Keep in mind, gatherings from both pro and anti-government movements took place before the state of emergency was declared. Meaning that the right to gathering was still not suspended.
But the pretext under which authorities repressed opposition rallies was to 'prevent any series of event that may threaten the national security and pose danger to the safety of the citizens.'
Irony is that the safety of the citizens, who just like every other person existing in the community but with a different political ideology, was compromised.
Authorities had also stated that the opposition movements took place in a location that was 'illegal for gathering' or in other terms a green-zone. But the pro-government protesters gathered initially held a rally at the north-west end of Male' - the section of the outer-most road which leads to Maldives Ports Limited (MPL) the country's main commercial gateway. Another green-zone.
But instead of breaking the gathering or redirecting them towards a rally-point, police had in fact cordoned off the entire block creating a massive traffic blockade in the section. It is one of the busiest sections of the outer-most road of capital city Male', since heavy-duty vehicles frequent the road transporting back and forth from port carrying shipments - an operation that does not pause for even Fridays or Saturdays.
So why were the pro-government protesters allowed to in fact distort the peaceful transition of vehicles transporting across the road? Simple; pro-government.
Even after the state of emergency was announced, authorities had continuously intervened in opposition gatherings. Severing the intensity to the point authorities had blocked activists and anti-government sentimentalists from accessing Maafannu Kunooz, a prime-camp for the multi-party opposition rallies.
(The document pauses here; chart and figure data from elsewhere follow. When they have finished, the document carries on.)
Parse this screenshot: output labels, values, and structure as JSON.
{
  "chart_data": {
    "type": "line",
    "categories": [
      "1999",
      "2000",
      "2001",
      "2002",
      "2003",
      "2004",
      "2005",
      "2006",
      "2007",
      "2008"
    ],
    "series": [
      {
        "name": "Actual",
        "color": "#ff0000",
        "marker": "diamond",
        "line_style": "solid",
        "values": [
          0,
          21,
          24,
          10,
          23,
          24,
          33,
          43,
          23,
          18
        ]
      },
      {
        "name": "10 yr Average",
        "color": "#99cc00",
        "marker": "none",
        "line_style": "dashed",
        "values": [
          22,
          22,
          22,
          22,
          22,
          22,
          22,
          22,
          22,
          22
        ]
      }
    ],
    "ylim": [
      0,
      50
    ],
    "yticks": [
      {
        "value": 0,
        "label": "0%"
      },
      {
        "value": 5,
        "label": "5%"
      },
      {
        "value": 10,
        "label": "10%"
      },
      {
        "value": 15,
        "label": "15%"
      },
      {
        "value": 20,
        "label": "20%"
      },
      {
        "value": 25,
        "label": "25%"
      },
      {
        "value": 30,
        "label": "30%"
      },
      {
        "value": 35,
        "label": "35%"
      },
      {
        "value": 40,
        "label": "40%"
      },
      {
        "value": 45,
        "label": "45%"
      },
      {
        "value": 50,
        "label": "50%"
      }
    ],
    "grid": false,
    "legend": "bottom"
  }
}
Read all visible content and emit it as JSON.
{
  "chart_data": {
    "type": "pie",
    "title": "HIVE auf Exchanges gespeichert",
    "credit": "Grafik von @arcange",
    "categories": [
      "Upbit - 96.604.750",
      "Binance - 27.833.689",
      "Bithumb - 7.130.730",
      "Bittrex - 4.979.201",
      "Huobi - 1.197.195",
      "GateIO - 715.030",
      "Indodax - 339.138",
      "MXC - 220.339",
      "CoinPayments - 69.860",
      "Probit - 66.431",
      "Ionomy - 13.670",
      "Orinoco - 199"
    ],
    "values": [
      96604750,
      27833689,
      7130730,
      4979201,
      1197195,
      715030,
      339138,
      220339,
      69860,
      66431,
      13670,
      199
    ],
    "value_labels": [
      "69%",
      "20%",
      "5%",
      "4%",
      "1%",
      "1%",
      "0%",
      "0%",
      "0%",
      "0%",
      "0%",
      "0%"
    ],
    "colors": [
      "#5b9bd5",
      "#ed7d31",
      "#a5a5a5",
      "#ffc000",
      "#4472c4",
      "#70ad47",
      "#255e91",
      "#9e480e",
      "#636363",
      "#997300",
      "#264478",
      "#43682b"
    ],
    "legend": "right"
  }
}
Other than 'under the state of emergency, right for gathering has been suspended' or 'opposition movements posed threats to national security' authorities were unable to place any factual citations as to why they were impeding the gatherings conducted by opposition.
And if their rallies were indeed obstructed because of the temporary suspension of the constitutional right citing as such, then why were authorities partial towards it by allowing incumbent president and his supporters to gather and rally?
Its no longer a hidden fact, but an ultimate truth that the local policing authority is indeed under the influence of the head of the state and they cannot escape the reality of their 'two-faced' approach in dealing with these political movements.